The National Lotteries Board employed ten employees who were members of NUPSAW. The union, dissatisfied with the CEO's performance, sought information about his employment contract. When the employer refused, the union referred a dispute to the CCMA for conciliation under section 16 of the Labour Relations Act. During conciliation, the union submitted a letter (23 May 2008) detailing complaints against the CEO. Subsequently, employees signed a petition (3 June 2008) expressing no confidence in the CEO, urging the Board to offer him a separation package or relieve him of his duties, and stating they could not bear to be in the same building with him. The union leaked the May letter to the press. The employer charged the employees with insubordination, disrespectful behaviour, and bringing the employer and CEO into disrepute. Those who did not apologise unreservedly were dismissed. The Labour Court and Supreme Court of Appeal upheld the dismissals.
Leave to appeal granted. Appeal upheld. Orders of the Supreme Court of Appeal and Labour Court set aside. The dismissals declared automatically unfair. The employees ordered to be reinstated retrospectively from the date of dismissal on no less favourable terms. The respondent ordered to pay costs in all courts.
The binding legal principles established are: (1) Employees' participation in statutory conciliation proceedings and in articulating union positions during such proceedings constitutes participation in 'lawful activities' of a union under section 4(2)(a) of the LRA. (2) Dismissal of employees for such participation is automatically unfair under section 187(1)(d)(i) and (ii) of the LRA. (3) The phrase 'lawful activities' in sections 4(2)(a) and 5(2)(c)(iii) must be interpreted restrictively to give full measure to constitutional protections, and includes core union functions such as collective bargaining, representing members in grievances, and communicating with employers about workplace issues. (4) Conduct occurring during and in furtherance of statutory conciliation is protected even when expressed through correspondence rather than formal meetings. (5) Urging an employer to offer a separation package to a CEO, in the context of conciliation, does not constitute an unlawful demand for dismissal without a fair hearing. (6) Trade unions have the right to determine their own strategies and tactics in collective bargaining, including adopting a 'confrontational stance', provided they do not act unlawfully. (7) Publication of legitimate workplace concerns about a public institution may be protected expression, particularly where internal processes have been exhausted or proved inadequate.

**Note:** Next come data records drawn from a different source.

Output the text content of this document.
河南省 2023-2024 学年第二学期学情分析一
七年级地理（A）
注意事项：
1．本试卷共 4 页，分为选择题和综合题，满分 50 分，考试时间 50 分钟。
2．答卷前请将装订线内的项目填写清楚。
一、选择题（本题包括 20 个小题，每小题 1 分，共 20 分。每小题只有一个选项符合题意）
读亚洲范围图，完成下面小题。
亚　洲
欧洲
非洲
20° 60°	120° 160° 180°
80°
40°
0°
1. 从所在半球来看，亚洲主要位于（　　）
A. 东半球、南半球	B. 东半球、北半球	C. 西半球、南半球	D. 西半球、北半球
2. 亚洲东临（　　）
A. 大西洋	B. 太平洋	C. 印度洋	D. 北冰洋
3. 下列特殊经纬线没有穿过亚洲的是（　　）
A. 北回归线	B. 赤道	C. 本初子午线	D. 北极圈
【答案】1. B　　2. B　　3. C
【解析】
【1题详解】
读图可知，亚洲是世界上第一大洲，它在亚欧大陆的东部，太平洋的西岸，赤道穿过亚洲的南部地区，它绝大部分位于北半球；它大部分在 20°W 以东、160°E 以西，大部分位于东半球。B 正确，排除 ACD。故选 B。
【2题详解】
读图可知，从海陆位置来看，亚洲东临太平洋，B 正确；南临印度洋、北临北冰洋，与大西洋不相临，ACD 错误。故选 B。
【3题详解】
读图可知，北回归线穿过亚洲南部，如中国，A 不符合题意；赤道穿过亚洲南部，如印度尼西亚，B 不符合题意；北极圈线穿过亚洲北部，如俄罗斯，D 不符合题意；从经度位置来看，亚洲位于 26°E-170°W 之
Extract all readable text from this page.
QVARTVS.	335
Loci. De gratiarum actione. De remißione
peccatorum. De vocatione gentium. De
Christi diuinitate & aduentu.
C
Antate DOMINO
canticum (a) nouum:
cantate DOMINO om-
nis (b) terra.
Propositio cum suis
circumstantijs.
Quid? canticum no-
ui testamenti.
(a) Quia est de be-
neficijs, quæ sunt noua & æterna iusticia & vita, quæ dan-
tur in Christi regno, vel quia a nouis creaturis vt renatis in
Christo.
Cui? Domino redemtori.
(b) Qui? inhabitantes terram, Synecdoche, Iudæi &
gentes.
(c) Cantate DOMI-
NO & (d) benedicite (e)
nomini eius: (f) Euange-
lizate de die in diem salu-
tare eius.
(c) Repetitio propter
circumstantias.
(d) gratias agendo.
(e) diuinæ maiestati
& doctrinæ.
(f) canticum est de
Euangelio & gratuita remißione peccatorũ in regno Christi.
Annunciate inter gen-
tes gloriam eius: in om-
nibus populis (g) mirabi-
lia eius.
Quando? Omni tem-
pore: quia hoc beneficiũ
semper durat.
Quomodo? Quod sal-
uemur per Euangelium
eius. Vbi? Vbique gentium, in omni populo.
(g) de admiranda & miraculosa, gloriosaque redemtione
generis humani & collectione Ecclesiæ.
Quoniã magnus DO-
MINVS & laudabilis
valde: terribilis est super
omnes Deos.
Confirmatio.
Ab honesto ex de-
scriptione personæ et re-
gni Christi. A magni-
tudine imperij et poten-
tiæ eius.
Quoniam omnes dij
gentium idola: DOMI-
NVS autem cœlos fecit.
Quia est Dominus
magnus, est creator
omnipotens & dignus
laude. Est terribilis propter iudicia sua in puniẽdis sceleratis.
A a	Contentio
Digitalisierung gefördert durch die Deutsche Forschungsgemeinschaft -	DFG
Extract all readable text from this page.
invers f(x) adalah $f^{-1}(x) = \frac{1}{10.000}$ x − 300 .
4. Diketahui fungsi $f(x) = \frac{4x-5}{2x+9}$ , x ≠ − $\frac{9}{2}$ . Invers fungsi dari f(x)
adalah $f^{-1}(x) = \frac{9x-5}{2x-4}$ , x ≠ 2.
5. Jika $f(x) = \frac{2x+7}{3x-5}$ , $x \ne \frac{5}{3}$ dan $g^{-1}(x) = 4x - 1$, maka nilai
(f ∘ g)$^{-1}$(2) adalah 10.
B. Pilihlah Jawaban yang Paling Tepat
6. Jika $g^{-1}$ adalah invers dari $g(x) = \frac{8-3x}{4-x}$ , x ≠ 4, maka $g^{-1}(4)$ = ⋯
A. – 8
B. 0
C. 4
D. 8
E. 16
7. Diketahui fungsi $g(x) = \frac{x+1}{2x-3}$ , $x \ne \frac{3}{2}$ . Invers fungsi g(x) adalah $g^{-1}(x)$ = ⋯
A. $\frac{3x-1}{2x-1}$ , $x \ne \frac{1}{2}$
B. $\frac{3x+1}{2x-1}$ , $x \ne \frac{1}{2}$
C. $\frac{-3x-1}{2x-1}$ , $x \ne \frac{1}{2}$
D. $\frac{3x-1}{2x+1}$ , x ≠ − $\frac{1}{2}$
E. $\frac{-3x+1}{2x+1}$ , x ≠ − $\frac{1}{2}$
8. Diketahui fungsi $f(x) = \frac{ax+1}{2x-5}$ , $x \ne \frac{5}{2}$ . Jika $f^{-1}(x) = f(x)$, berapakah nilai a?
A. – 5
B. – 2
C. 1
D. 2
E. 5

Zondo J observed that the internal grievance procedure was inapplicable to complaints against the CEO as it made the CEO the final decision-maker, creating an obvious conflict. He noted that employers, particularly public institutions bound by section 195 of the Constitution, have heightened obligations to respect workers' rights. Zondo J also commented that unions and employees are not obliged to pursue every dispute-resolution mechanism to finality and that choosing not to do so does not forfeit protections against automatically unfair dismissal. Froneman J cautioned that extending protection to union activities outside the Act's processes risks undermining the integrity of collective bargaining under the Act—a matter of 'gravest concern'. He observed that parallel exercise of constitutional rights (petition, expression) alongside the Act's processes is permissible only to the extent it does not undermine those processes. Dambuza AJ observed that the right to publish is subject to limitations (such as defamation) and that the Legislature intentionally omitted general publication from protection under section 187. She noted that a demand for termination of any employee's services without fair process is equally improper regardless of that employee's position. She emphasized that both employers and employees must treat each other with respect, and that the Board's bad faith throughout the process was a significant mitigating factor.
This case is significant for delineating the scope of protection afforded to employees participating in union activities and statutory dispute-resolution processes. It affirms that employees may not be dismissed for engaging in conduct that forms part of lawful collective bargaining and conciliation, even when that conduct includes strong criticism of management. The case clarifies that 'lawful activities' under section 4(2)(a) of the LRA includes participation in dispute-resolution processes and that dismissals for such participation are automatically unfair under section 187(1)(d). It emphasizes the constitutional rights to freedom of expression and association in the workplace context, particularly concerning public institutions. The judgment underscores employers' duty to negotiate in good faith and not to abuse dispute-resolution processes. It also highlights the different levels of enquiry required: whether conduct objectively constitutes misconduct, whether the Act makes dismissal for such conduct automatically unfair, and whether dismissal is nevertheless substantively unfair.